Das zweite Hauptkapitel widmet sich der Planungs- und Baugeschichte des Südlichen Friedhofes im 19. Jahrhundert unter Leitung von Gustav Vorherr und Friedrich von Gärtner. Sie sind bedeutende Beispiele für die auf deutschen Friedhöfen nicht häufig anzutreffende, vielmehr aus dem mediterranen Raum bekannte sogenannte Camposanto-Architektur. Die erste Erweiterung von 1817 unter Vorherr gab der Anlage die Gestalt eines Keils, der mit einem durch Arkaden verblendeten Halbrund abschloss. Der geschützte Bereich unter den Arkaden war für kostspielige, witterungsanfällige Monumente reserviert. Auch an der hohen Umfassungsmauer konnten aufwändige Familiengrabstätten platziert werden, deren herausragender Charakter dadurch weithin sichtbar wurde. Die von Friedrich von Gärtner, dem Hofarchitekten Ludwig I. und Direktor der Münchener Akademie, konzipierte zweite Erweiterung ab 1844 führte zum allseitig-rechteckigen, idealtypischen Ausbau im Camposanto-Stil. Die Arkaden wurden zu einer Galerie sepulkraler Symbole für Macht und Reichtum, Bildung und Ansehen. Architektur und privilegierte Grabdenkmäler waren aufeinander bezogen und bildeten Blickfänge.
Die folgenden Abschnitte des Werkes behandeln die Grabstättenkultur. Unter dem titelgebenden Leitmotiv "Kunst und Memoria" wird die Bedeutung der Grabmäler für spezielle Formen gesellschaftlicher Repräsentation in der "Kunststadt München" analysiert. Auf dem Münchener Südfriedhof war die mit reichem ornamentalem Dekor versehene Stele eine verbreitete Grabmalform. Die speziell auf die Topografie des Alten Südlichen Friedhofs abgestimmten Grabmalentwürfe, die ausgewählten Gesteine, die Frage der (flüchtigen) Farbigkeit werden in eigenen Abschnitten behandelt. Eine besondere Bedeutung kommt - nicht zuletzt aus interdisziplinärer Perspektive - der Materialästhetik zu. Der Memoria-Gedanke, die davon abgeleiteten Ewigkeitsvorstellungen und deren gesellschaftliche Repräsentativität fanden in der gezielten Auswahl bestimmter Materialien ihren Niederschlag. Hier konnte die Zusammenarbeit der beiden Verfasser mit der TU München (Lehrstuhl für Restaurierung, Kunsttechnologie und Konservierungswissenschaften) neue Erkenntnisse über die Herstellung und Fassung von Grabmälern wie auch deren Konservierung gewonnen werden. Die vielfach in den Quellen aufgefundenen künstlerischen Entwürfe für Grabmäler auf dem Südlichen Friedhof bieten neue Einblicke in deren Entstehungsgeschichte.

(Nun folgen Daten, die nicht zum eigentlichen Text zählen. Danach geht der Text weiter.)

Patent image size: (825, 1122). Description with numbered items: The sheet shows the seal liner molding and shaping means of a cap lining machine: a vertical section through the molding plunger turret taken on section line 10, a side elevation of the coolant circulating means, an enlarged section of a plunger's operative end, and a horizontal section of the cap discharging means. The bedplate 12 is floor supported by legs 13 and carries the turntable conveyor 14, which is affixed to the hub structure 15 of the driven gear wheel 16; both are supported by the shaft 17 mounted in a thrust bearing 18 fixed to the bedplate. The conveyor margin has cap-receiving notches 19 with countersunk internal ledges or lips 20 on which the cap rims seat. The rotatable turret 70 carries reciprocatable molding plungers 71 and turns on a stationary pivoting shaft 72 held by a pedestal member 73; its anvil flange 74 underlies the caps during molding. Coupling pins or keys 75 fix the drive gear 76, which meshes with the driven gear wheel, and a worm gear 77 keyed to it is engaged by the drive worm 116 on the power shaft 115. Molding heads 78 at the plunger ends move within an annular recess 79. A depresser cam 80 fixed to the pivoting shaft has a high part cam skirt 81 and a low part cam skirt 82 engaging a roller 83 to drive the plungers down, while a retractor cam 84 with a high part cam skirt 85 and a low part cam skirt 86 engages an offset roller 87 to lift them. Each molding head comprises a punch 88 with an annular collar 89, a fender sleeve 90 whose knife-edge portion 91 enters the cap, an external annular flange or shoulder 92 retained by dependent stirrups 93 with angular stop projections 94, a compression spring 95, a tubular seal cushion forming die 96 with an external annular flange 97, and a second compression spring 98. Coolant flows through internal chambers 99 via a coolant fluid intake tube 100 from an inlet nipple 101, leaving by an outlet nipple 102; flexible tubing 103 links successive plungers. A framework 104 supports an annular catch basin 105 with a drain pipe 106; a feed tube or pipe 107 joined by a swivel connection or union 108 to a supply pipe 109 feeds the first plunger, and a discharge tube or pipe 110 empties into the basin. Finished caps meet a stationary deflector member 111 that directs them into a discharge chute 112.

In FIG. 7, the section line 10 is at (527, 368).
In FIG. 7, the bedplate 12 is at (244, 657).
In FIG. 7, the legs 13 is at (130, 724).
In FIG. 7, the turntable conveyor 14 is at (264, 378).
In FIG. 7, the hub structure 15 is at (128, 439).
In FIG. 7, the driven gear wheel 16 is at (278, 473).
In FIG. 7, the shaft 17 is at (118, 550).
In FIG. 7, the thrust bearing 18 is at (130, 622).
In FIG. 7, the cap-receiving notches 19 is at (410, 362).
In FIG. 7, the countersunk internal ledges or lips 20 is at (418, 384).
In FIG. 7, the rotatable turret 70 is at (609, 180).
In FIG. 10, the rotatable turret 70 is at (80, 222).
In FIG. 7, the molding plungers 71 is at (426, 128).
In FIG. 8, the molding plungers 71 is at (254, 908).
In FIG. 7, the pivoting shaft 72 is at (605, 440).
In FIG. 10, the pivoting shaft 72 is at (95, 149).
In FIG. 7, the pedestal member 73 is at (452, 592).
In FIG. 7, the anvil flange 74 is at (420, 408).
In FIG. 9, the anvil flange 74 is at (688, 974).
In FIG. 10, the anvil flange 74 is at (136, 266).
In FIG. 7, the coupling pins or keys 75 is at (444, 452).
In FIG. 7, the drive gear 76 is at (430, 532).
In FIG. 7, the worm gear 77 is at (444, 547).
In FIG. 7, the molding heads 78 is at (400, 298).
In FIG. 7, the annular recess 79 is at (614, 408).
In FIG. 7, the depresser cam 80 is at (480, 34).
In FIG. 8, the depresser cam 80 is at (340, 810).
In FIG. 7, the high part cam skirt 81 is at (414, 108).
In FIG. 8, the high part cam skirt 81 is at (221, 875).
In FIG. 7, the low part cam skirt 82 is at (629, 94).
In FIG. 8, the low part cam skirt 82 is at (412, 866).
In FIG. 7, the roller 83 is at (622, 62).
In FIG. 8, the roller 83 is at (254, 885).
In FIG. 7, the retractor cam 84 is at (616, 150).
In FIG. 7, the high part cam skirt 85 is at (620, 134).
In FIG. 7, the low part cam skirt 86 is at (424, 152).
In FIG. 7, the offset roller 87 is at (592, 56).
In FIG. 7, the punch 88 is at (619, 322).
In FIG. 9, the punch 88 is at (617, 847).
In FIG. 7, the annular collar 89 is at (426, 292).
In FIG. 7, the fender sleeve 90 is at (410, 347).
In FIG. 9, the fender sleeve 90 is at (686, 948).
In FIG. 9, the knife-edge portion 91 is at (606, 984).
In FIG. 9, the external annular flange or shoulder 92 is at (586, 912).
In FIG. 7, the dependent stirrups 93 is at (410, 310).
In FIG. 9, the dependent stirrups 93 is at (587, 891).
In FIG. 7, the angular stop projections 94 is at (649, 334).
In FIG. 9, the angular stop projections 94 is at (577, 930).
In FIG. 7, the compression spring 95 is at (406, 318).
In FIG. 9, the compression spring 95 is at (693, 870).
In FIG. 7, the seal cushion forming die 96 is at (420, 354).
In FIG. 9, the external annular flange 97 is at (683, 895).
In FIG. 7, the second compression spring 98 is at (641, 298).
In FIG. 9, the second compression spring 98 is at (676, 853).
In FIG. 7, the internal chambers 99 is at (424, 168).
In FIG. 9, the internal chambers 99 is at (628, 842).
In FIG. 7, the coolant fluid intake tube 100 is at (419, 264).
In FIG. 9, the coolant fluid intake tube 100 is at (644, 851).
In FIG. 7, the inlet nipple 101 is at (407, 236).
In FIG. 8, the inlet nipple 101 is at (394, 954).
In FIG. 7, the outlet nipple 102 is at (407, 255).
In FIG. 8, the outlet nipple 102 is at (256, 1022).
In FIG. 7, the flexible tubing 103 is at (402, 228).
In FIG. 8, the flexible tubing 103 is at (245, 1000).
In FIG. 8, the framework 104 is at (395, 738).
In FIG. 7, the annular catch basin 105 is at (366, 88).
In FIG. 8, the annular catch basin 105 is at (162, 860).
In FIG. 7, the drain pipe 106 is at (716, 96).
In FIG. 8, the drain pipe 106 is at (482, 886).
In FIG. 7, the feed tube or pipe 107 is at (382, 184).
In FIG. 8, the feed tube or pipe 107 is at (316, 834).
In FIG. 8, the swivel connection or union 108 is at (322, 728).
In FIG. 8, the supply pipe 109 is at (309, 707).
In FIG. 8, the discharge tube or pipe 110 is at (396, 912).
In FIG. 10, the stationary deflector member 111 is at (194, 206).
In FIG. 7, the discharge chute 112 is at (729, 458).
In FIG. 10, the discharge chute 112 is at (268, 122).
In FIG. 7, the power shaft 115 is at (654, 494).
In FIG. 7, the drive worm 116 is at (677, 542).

Dem Textteil folgt ein Katalog ausgewählter Grabstätten aus dem alten (201-409) und neuen Teil (411-497) des Friedhofs. Er umfasst für jede inventarisierte Grabstätte detaillierte Angaben über Auftraggeber, Form, Material, Größe, Inschriften etc. Anschließend werden Geschichte und Bedeutung erläutert, bevor Aussagen über den Erhaltenszustand, zugehörige Archivalien sowie Literatur und ggf. Reproduktionen aufgelistet werden. Angeschlossen ist ein Verzeichnis aller für den Alten Südlichen Friedhof tätigen Architekten, Bildhauer, Gießer, Maler und Steinmetzen sowie ein beigelegter Friedhofsplan. Mit diesem Inventar liegt nun für einen weiteren bedeutenden europäischen Friedhof eine umfassende sepulkralhistorische Bestandsaufnahme vor.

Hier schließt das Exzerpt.